@rachel @jeremy
I’m really confused on whether this is working or not. Here are the important lines cut from the notebook
ratings = pd.read_csv(path+'ratings.csv') # loads ratings.csv, which is UserUID, MovieUID, Rating, timestamp
users = ratings.userId.unique() # creates a unique listing of users
movies = ratings.movieId.unique() # creates a unique listing of movies
userid2idx = {o:i for i,o in enumerate(users)} # creates a mapping from user id to index in users
movieid2idx = {o:i for i,o in enumerate(movies)} # creates a mapping from movie id to index in movies
### CRITICAL-###
# Converts the ratings.movieId from being UID based to index based
ratings.movieId = ratings.movieId.apply(lambda x: movieid2idx[x])
# Converts the ratings.userId from being UID based to index based
ratings.userId = ratings.userId.apply(lambda x: userid2idx[x])
Then when we train:
model.fit([trn.userId, trn.movieId], trn.rating, batch_size=64, epochs=1,
validation_data=([val.userId, val.movieId], val.rating))
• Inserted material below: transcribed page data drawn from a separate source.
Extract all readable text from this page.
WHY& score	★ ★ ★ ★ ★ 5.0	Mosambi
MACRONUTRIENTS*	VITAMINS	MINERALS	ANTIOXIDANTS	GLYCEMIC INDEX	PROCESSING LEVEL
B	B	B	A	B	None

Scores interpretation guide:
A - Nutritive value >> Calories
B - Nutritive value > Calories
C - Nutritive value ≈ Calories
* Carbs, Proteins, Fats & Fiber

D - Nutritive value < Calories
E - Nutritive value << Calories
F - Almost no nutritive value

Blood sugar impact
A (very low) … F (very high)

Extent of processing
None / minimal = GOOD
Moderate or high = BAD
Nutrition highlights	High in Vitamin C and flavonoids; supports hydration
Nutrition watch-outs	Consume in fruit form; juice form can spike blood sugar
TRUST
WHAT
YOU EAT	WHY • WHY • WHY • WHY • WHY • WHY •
So we train on the indices, so any call to predict, MUST use the index.
However, I wrote this function (I’ve renamed some of the variables in my own notebook to be a bit more self explantory)
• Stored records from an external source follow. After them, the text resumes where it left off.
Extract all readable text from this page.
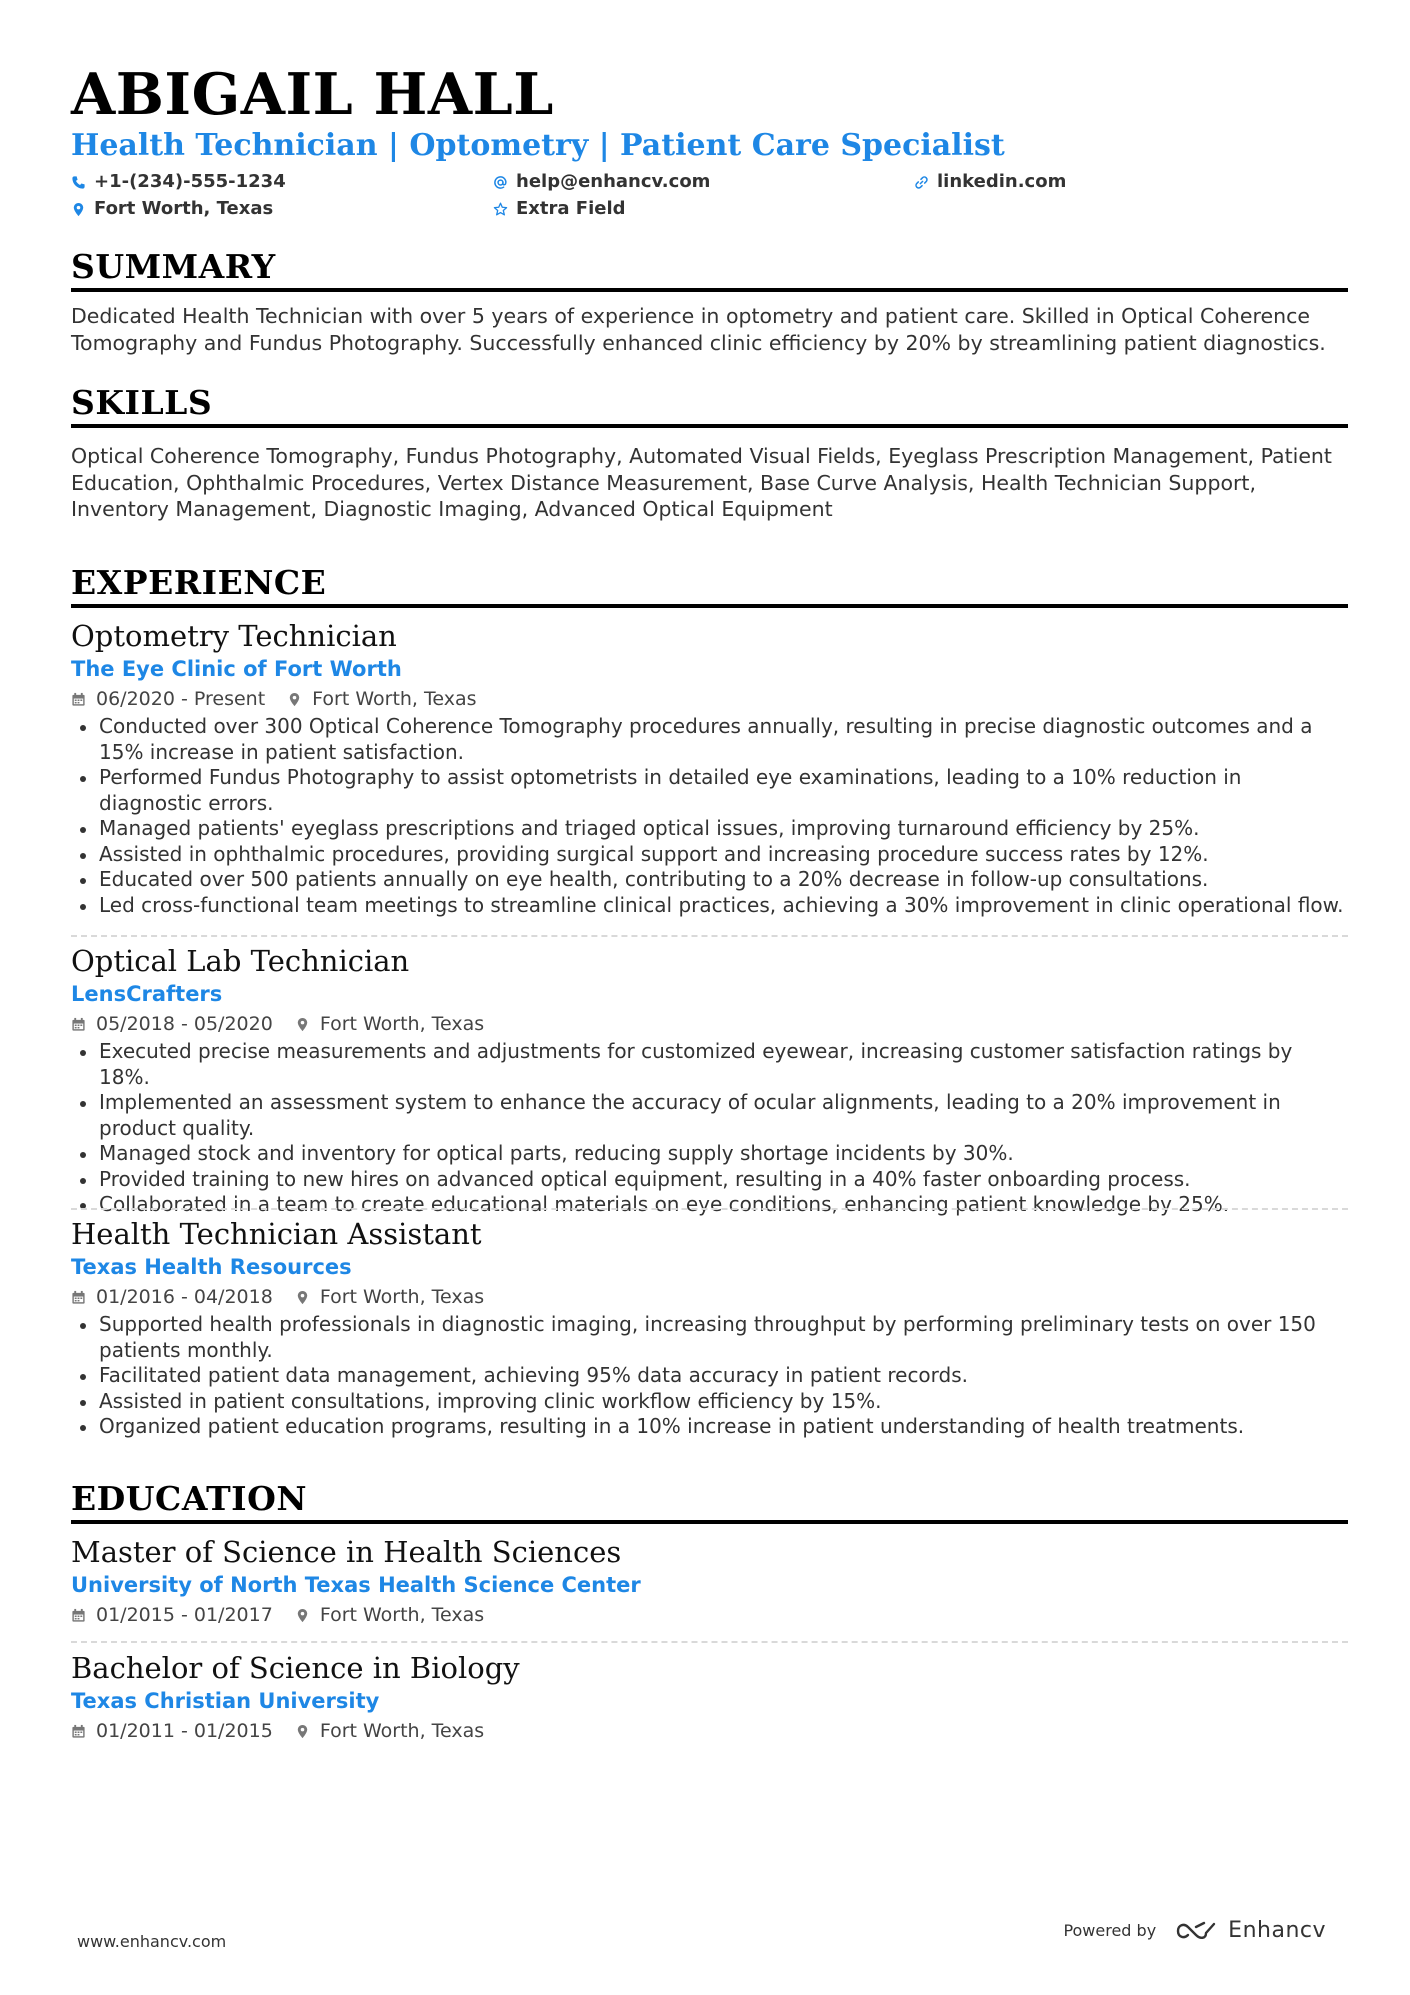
ABIGAIL HALL
Health Technician | Optometry | Patient Care Specialist
+1-(234)-555-1234	help@enhancv.com	linkedin.com
Fort Worth, Texas	Extra Field
SUMMARY

Dedicated Health Technician with over 5 years of experience in optometry and patient care. Skilled in Optical Coherence Tomography and Fundus Photography. Successfully enhanced clinic efficiency by 20% by streamlining patient diagnostics.

SKILLS

Optical Coherence Tomography, Fundus Photography, Automated Visual Fields, Eyeglass Prescription Management, Patient Education, Ophthalmic Procedures, Vertex Distance Measurement, Base Curve Analysis, Health Technician Support, Inventory Management, Diagnostic Imaging, Advanced Optical Equipment

EXPERIENCE
Optometry Technician
The Eye Clinic of Fort Worth
06/2020 - Present Fort Worth, Texas
Conducted over 300 Optical Coherence Tomography procedures annually, resulting in precise diagnostic outcomes and a 15% increase in patient satisfaction.
Performed Fundus Photography to assist optometrists in detailed eye examinations, leading to a 10% reduction in diagnostic errors.
Managed patients' eyeglass prescriptions and triaged optical issues, improving turnaround efficiency by 25%.
Assisted in ophthalmic procedures, providing surgical support and increasing procedure success rates by 12%.
Educated over 500 patients annually on eye health, contributing to a 20% decrease in follow-up consultations.
Led cross-functional team meetings to streamline clinical practices, achieving a 30% improvement in clinic operational flow.
Optical Lab Technician
LensCrafters
05/2018 - 05/2020 Fort Worth, Texas
Executed precise measurements and adjustments for customized eyewear, increasing customer satisfaction ratings by 18%.
Implemented an assessment system to enhance the accuracy of ocular alignments, leading to a 20% improvement in product quality.
Managed stock and inventory for optical parts, reducing supply shortage incidents by 30%.
Provided training to new hires on advanced optical equipment, resulting in a 40% faster onboarding process.
Collaborated in a team to create educational materials on eye conditions, enhancing patient knowledge by 25%.
Health Technician Assistant
Texas Health Resources
01/2016 - 04/2018 Fort Worth, Texas
Supported health professionals in diagnostic imaging, increasing throughput by performing preliminary tests on over 150 patients monthly.
Facilitated patient data management, achieving 95% data accuracy in patient records.
Assisted in patient consultations, improving clinic workflow efficiency by 15%.
Organized patient education programs, resulting in a 10% increase in patient understanding of health treatments.
EDUCATION
Master of Science in Health Sciences
University of North Texas Health Science Center
01/2015 - 01/2017 Fort Worth, Texas
Bachelor of Science in Biology
Texas Christian University
01/2011 - 01/2015 Fort Worth, Texas
www.enhancv.com
Powered by	Enhancv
def predict( user_index = 0, movie_index = 0, movie_uid = None, user_uid = None, movie_name = None ):
if movie_name != None :
movie_uid = movie_name_to_uid[movie_name]
movie_index = movie_uid_to_idx[movie_uid]
if movie_uid != None :
movie_index = movie_uid_to_idx[movie_uid]
if user_uid != None :
user_index = user_uid_to_idx[user_uid]
result = model.predict( [np.array([user_index]), np.array([movie_index])])
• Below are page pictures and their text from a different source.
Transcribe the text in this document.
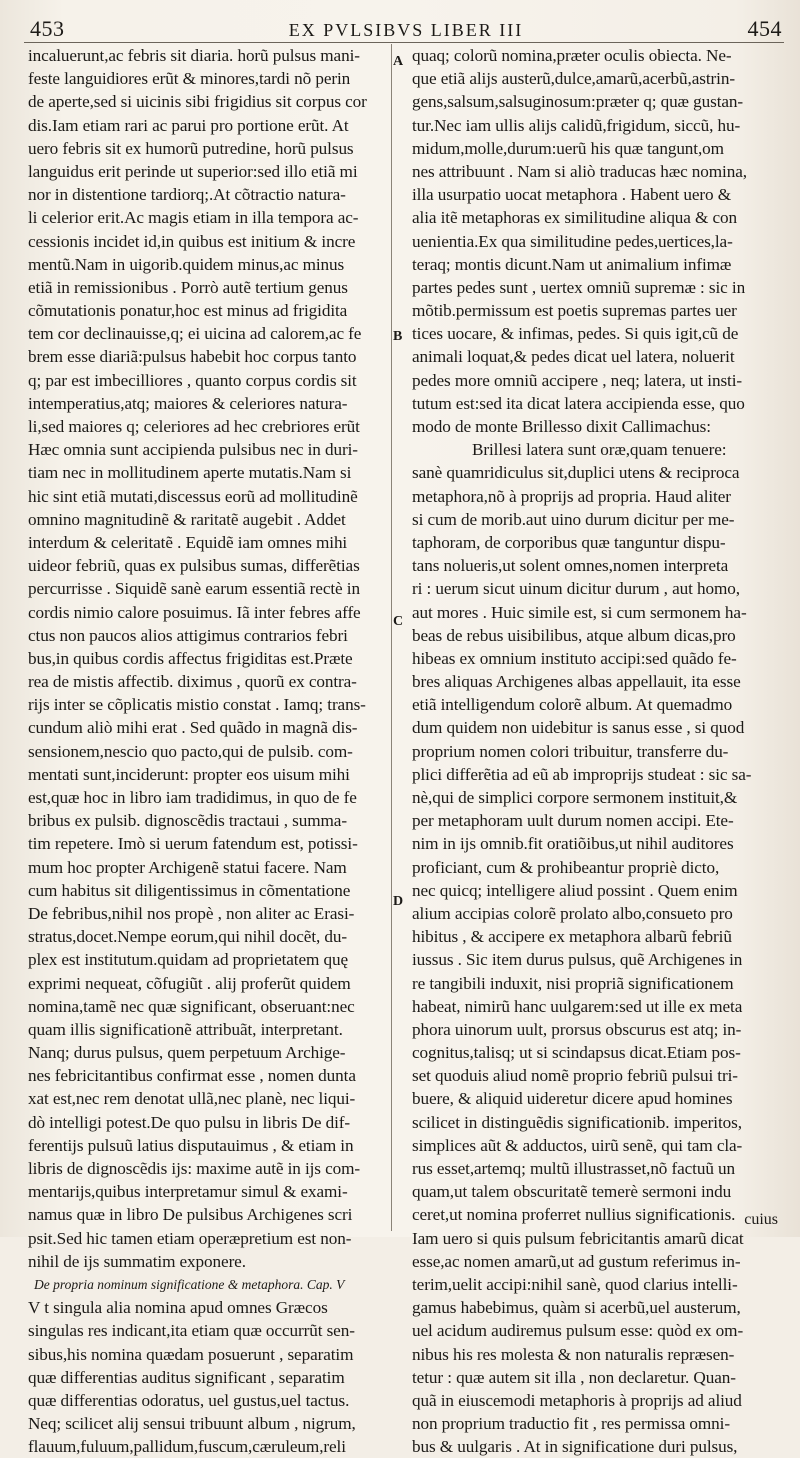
453	EX PVLSIBVS LIBER III	454
incaluerunt,ac febris sit diaria. horũ pulsus mani-
feste languidiores erũt & minores,tardi nõ perin
de aperte,sed si uicinis sibi frigidius sit corpus cor
dis.Iam etiam rari ac parui pro portione erũt. At
uero febris sit ex humorũ putredine, horũ pulsus
languidus erit perinde ut superior:sed illo etiã mi
nor in distentione tardiorq;.At cõtractio natura-
li celerior erit.Ac magis etiam in illa tempora ac-
cessionis incidet id,in quibus est initium & incre
mentũ.Nam in uigorib.quidem minus,ac minus
etiã in remissionibus . Porrò autẽ tertium genus
cõmutationis ponatur,hoc est minus ad frigidita
tem cor declinauisse,q; ei uicina ad calorem,ac fe
brem esse diariã:pulsus habebit hoc corpus tanto
q; par est imbecilliores , quanto corpus cordis sit
intemperatius,atq; maiores & celeriores natura-
li,sed maiores q; celeriores ad hec crebriores erũt
Hæc omnia sunt accipienda pulsibus nec in duri-
tiam nec in mollitudinem aperte mutatis.Nam si
hic sint etiã mutati,discessus eorũ ad mollitudinẽ
omnino magnitudinẽ & raritatẽ augebit . Addet
interdum & celeritatẽ . Equidẽ iam omnes mihi
uideor febriũ, quas ex pulsibus sumas, differẽtias
percurrisse . Siquidẽ sanè earum essentiã rectè in
cordis nimio calore posuimus. Iã inter febres affe
ctus non paucos alios attigimus contrarios febri
bus,in quibus cordis affectus frigiditas est.Præte
rea de mistis affectib. diximus , quorũ ex contra-
rijs inter se cõplicatis mistio constat . Iamq; trans-
cundum aliò mihi erat . Sed quãdo in magnã dis-
sensionem,nescio quo pacto,qui de pulsib. com-
mentati sunt,inciderunt: propter eos uisum mihi
est,quæ hoc in libro iam tradidimus, in quo de fe
bribus ex pulsib. dignoscẽdis tractaui , summa-
tim repetere. Imò si uerum fatendum est, potissi-
mum hoc propter Archigenẽ statui facere. Nam
cum habitus sit diligentissimus in cõmentatione
De febribus,nihil nos propè , non aliter ac Erasi-
stratus,docet.Nempe eorum,qui nihil docẽt, du-
plex est institutum.quidam ad proprietatem quę
exprimi nequeat, cõfugiũt . alij proferũt quidem
nomina,tamẽ nec quæ significant, obseruant:nec
quam illis significationẽ attribuãt, interpretant.
Nanq; durus pulsus, quem perpetuum Archige-
nes febricitantibus confirmat esse , nomen dunta
xat est,nec rem denotat ullã,nec planè, nec liqui-
dò intelligi potest.De quo pulsu in libris De dif-
ferentijs pulsuũ latius disputauimus , & etiam in
libris de dignoscẽdis ijs: maxime autẽ in ijs com-
mentarijs,quibus interpretamur simul & exami-
namus quæ in libro De pulsibus Archigenes scri
psit.Sed hic tamen etiam operæpretium est non-
nihil de ijs summatim exponere.
De propria nominum significatione & metaphora. Cap. V
V t singula alia nomina apud omnes Græcos
singulas res indicant,ita etiam quæ occurrũt sen-
sibus,his nomina quædam posuerunt , separatim
quæ differentias auditus significant , separatim
quæ differentias odoratus, uel gustus,uel tactus.
Neq; scilicet alij sensui tribuunt album , nigrum,
flauum,fuluum,pallidum,fuscum,cæruleum,reli
A
B
C
D
quaq; colorũ nomina,præter oculis obiecta. Ne-
que etiã alijs austerũ,dulce,amarũ,acerbũ,astrin-
gens,salsum,salsuginosum:præter q; quæ gustan-
tur.Nec iam ullis alijs calidũ,frigidum, siccũ, hu-
midum,molle,durum:uerũ his quæ tangunt,om
nes attribuunt . Nam si aliò traducas hæc nomina,
illa usurpatio uocat metaphora . Habent uero &
alia itẽ metaphoras ex similitudine aliqua & con
uenientia.Ex qua similitudine pedes,uertices,la-
teraq; montis dicunt.Nam ut animalium infimæ
partes pedes sunt , uertex omniũ supremæ : sic in
mõtib.permissum est poetis supremas partes uer
tices uocare, & infimas, pedes. Si quis igit,cũ de
animali loquat,& pedes dicat uel latera, noluerit
pedes more omniũ accipere , neq; latera, ut insti-
tutum est:sed ita dicat latera accipienda esse, quo
modo de monte Brillesso dixit Callimachus:
Brillesi latera sunt oræ,quam tenuere:
sanè quamridiculus sit,duplici utens & reciproca
metaphora,nõ à proprijs ad propria. Haud aliter
si cum de morib.aut uino durum dicitur per me-
taphoram, de corporibus quæ tanguntur dispu-
tans nolueris,ut solent omnes,nomen interpreta
ri : uerum sicut uinum dicitur durum , aut homo,
aut mores . Huic simile est, si cum sermonem ha-
beas de rebus uisibilibus, atque album dicas,pro
hibeas ex omnium instituto accipi:sed quãdo fe-
bres aliquas Archigenes albas appellauit, ita esse
etiã intelligendum colorẽ album. At quemadmo
dum quidem non uidebitur is sanus esse , si quod
proprium nomen colori tribuitur, transferre du-
plici differẽtia ad eũ ab improprijs studeat : sic sa-
nè,qui de simplici corpore sermonem instituit,&
per metaphoram uult durum nomen accipi. Ete-
nim in ijs omnib.fit oratiõibus,ut nihil auditores
proficiant, cum & prohibeantur propriè dicto,
nec quicq; intelligere aliud possint . Quem enim
alium accipias colorẽ prolato albo,consueto pro
hibitus , & accipere ex metaphora albarũ febriũ
iussus . Sic item durus pulsus, quẽ Archigenes in
re tangibili induxit, nisi propriã significationem
habeat, nimirũ hanc uulgarem:sed ut ille ex meta
phora uinorum uult, prorsus obscurus est atq; in-
cognitus,talisq; ut si scindapsus dicat.Etiam pos-
set quoduis aliud nomẽ proprio febriũ pulsui tri-
buere, & aliquid uideretur dicere apud homines
scilicet in distinguẽdis significationib. imperitos,
simplices aũt & adductos, uirũ senẽ, qui tam cla-
rus esset,artemq; multũ illustrasset,nõ factuũ un
quam,ut talem obscuritatẽ temerè sermoni indu
ceret,ut nomina proferret nullius significationis.
Iam uero si quis pulsum febricitantis amarũ dicat
esse,ac nomen amarũ,ut ad gustum referimus in-
terim,uelit accipi:nihil sanè, quod clarius intelli-
gamus habebimus, quàm si acerbũ,uel austerum,
uel acidum audiremus pulsum esse: quòd ex om-
nibus his res molesta & non naturalis repræsen-
tetur : quæ autem sit illa , non declaretur. Quan-
quã in eiuscemodi metaphoris à proprijs ad aliud
non proprium traductio fit , res permissa omni-
bus & uulgaris . At in significatione duri pulsus,
cuius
# but we want to translate that into a movie id...
print ( "Best Rating for user {} on movie {} is {}".format( user_idx_to_uid[user_index], MovieIndexToName(movie_index), result[0] ))
However, when I then call my function:
predict( user_index = 0, movie_index = 27 )
predict( user_uid = 1, movie_name = "Braveheart (1995)")
predict( user_uid = 1, movie_uid = 110 )
# This represents what the notebook is really asking for
predict( user_index = 3, movie_index = 6 )
# This represents what it intended to ask for
predict( user_uid = 3, movie_uid = 6 )
I get this result:
# From the CSV ratings, file, UserID 1, with Movie ID 110 should score about a 1.0 rating.
Best Rating for user 1 on movie Braveheart (1995) is [ 2.84351969]
Best Rating for user 1 on movie Braveheart (1995) is [ 2.84351969]
Best Rating for user 1 on movie Braveheart (1995) is [ 2.84351969]
# The following result is closest to the notebook example of model.predict([np.array([3]), np.array([6])])
Best Rating for user 4 on movie Ben-Hur (1959) is [ 4.69232702]
# This was what it intended to ask
Best Rating for user 3 on movie Heat (1995) is [ 3.62401152]
Am I doing this right? Maybe the model is just not that good. I’ve been disappointed by it’s predictive powers.